Dan… (ladies and gentlemen)… Gua yang waktu itu ada di rombongan kedua akhirnya nyampe juga di site Camp, bersama Komander, Tribudi, sepasang manusia Bacot & Mirza. Disini, selain beberapa kerrir yang terhampar, ternyata tampak ada 3 tenda yang sudah didiriin.

Belasan menit kemudian, giliran Shontonk (dengan 1 kerrir dan 2 buah backpack), Amie dan Bang Fajar, yang –katanya- saat detik-detik terakhir mendekati surken, mentransfer bebanya ke pundaknya Shontonk disusul Bobi dan Tiwi dengan nafas yang tersengal-sengal, datang sebagai rombongan terakhir. Berarti komplit semuah dah sampe di Surken… (teprok tangan dong)…

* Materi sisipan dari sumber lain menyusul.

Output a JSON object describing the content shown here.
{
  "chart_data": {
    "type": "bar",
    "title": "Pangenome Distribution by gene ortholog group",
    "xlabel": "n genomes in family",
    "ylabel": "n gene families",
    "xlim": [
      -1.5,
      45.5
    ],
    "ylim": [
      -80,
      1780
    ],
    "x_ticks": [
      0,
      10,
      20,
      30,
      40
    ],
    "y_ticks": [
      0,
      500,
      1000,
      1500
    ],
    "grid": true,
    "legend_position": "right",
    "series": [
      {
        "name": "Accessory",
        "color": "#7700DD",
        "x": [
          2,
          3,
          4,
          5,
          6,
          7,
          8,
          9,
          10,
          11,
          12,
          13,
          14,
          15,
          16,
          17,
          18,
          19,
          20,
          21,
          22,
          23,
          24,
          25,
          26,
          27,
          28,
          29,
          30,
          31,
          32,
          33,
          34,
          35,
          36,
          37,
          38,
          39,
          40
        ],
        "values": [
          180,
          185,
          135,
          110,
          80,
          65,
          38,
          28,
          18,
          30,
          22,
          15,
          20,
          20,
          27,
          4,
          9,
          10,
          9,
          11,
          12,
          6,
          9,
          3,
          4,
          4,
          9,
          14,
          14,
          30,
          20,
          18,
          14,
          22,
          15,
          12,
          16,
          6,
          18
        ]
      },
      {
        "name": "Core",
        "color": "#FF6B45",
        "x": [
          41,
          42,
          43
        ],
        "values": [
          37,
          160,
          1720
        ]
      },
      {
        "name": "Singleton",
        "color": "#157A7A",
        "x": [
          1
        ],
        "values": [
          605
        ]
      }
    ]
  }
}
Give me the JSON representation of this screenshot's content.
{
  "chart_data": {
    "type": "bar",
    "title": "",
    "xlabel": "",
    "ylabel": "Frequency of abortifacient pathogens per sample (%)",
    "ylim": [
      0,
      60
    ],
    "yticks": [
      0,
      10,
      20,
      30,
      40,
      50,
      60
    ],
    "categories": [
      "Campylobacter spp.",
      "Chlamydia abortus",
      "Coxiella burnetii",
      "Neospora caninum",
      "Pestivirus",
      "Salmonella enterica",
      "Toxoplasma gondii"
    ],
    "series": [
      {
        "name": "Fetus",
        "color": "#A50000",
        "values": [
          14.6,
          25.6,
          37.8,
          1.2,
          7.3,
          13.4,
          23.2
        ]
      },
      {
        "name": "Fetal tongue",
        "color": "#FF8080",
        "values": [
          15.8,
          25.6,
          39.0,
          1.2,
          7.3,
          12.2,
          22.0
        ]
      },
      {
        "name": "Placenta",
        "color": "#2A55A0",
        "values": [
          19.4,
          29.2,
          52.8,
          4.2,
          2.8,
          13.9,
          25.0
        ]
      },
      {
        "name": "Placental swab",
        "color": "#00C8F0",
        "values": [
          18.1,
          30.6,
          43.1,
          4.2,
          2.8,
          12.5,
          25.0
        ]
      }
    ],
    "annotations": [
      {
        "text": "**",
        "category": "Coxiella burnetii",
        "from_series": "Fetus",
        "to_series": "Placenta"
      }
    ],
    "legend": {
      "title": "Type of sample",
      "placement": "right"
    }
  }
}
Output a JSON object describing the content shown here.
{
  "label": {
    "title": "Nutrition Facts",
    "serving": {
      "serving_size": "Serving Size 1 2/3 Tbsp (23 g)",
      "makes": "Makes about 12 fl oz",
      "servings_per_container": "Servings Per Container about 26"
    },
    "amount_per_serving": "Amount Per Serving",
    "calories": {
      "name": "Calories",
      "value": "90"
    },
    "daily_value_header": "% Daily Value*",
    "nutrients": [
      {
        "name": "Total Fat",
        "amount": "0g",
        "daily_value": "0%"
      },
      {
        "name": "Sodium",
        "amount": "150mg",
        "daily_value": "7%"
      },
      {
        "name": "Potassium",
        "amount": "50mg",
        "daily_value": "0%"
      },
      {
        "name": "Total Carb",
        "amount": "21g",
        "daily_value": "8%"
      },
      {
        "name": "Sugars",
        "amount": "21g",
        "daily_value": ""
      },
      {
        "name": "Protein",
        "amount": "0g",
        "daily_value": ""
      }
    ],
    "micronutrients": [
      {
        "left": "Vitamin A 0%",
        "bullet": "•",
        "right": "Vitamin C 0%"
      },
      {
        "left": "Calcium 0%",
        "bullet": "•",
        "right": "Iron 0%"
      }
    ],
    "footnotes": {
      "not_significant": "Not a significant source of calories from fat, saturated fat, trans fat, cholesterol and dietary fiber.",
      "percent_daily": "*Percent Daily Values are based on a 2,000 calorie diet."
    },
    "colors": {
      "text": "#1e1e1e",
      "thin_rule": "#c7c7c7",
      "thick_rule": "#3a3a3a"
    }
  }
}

Site Camp yang di pilih oleh teman-teman rombongan pertama ga terlalu jau dari sumber aer, untuk areanya sendiri sedikit menjorok masuk ke dalam semak dan di balik pepohonan rindang. Ini adalah salah satu cara untuk menghidari terpaan angin secara langsung. Yang kealingan gini aja masih terasa dingin bangat, gimana kalo langsng, brrrr 😀

 Jalan berjam-jam dengan sisa nafas yang ada, melintasi hutan dengan jalan menanjak terjal, serta Keringat yang terus mengucur membakar hampir seluruh energy, membuat otak gua tiba-tiba menjadi maha culas, berfkir keras gimana caranya supaya anakonda dalam perut segera mendapat asupan.. (gua rasa semua ngerasain hal yang sama).

Masing-masing membongkar kerir, mengeluarkan semua logistik yang di bawa dan dikumpulkan menjadi satu.. (indahnya kebersamaan). Sementara yang lain merapihkan tenda dan segala kepeluanya, jadilah gua, Lionel, Budi Shandi di bantu Tiwi yang sore itu manjadi sang penguasa dapur alias tukang masak.

Pertama-tama siapkan 4 buah kompor beserta nicetingnya, opss.. hamper aja gasnya lupa, (ga ada gas, ga bias masak dong), lalu ambil beberapa botol air berukuran 1 liter, selanjutnya, menyiapkan beberapa keperluan yang akan di masak. Beras, Beberapa butir telor yang di kocok menjadi satu, Ikan asin jambal, dan indomie goreng sebanyak 9 bungkus. Tiap 1 set kompor di gunaan untuk memasak satu jenis makanan, alesannya?.. biar cepet aja kale.. 😀

Teng.. teng.. teng.. Lionel mengetok niceting dengan sendok beberapa kali, yang menjadi rington bahwa makanan sudah siap di santap. “makan.. makan.. makan” balas teman teman yang lain menimpali, sambil mengerubung menjadi satu kearah tempat memasak, termasuk yang di saat itu sedang istirahat di dalem tenda ikutan juga bergabung.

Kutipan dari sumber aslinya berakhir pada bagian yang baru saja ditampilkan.